The closest case we have to Japanese assisting the Chinese on the ground during the Rape of Nanking that I know of is a group of newspaper reporters who yelled to a Japanese Army unit that the people they were shooting were civilians and not soldiers. This group includes Imai Seigō 今井正剛 and Nakamura Shōgo 中村正吾. Reportedly they saved the lives of two men who they recognized as employees of a tailor shop they frequented. Their story was published in 1989 (citation: 『目撃者が語る日中戦争』P53-P55).

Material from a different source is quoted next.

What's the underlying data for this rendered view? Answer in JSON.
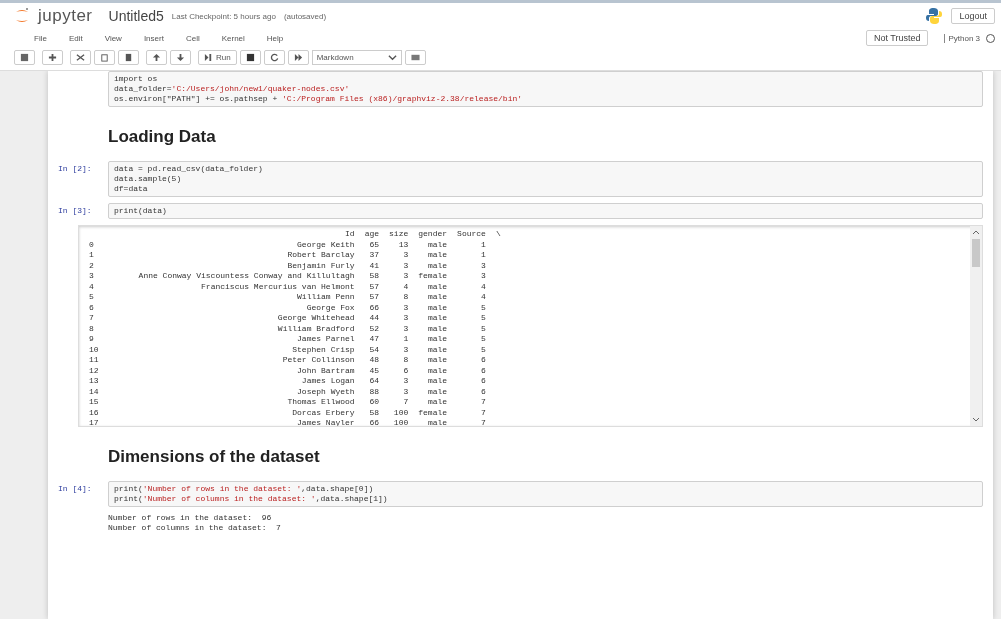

Besides these two there were other reporters who saw what was happening, including Moriyama Yoshio 守山義雄 and Ōya Sōichi 大宅壮一. They were not able to tell the details in the Japanese press due to censorship, but they told an attaché in Shanghai named Itō Nobufumi 伊藤述史, who secretly contacted his superior, Foreign Minister Hirota Kōki, to alert him to the atrocities. This was not made public, and Itō only acknowledged it reluctantly at the Tokyo Trials.

At this vaguer level, Prince Mikasa-no-miya was dispatched to China in 1937 and also alerted his superior, namely, his brother Emperor Hirohito. He showed Hirohito a film of Japanese atrocities, pleading with him to stop the invasion. It seems that the Emperor was unmoved. It has also been reported that Mikasa-no-miya requested and was shown a film of Unit 731 activities. He is the only Japanese military officer I am aware of who was inquisitive into these matters.

We have no testimony of any Japanese inside Unit 731 trying to save Chinese from human experimentation.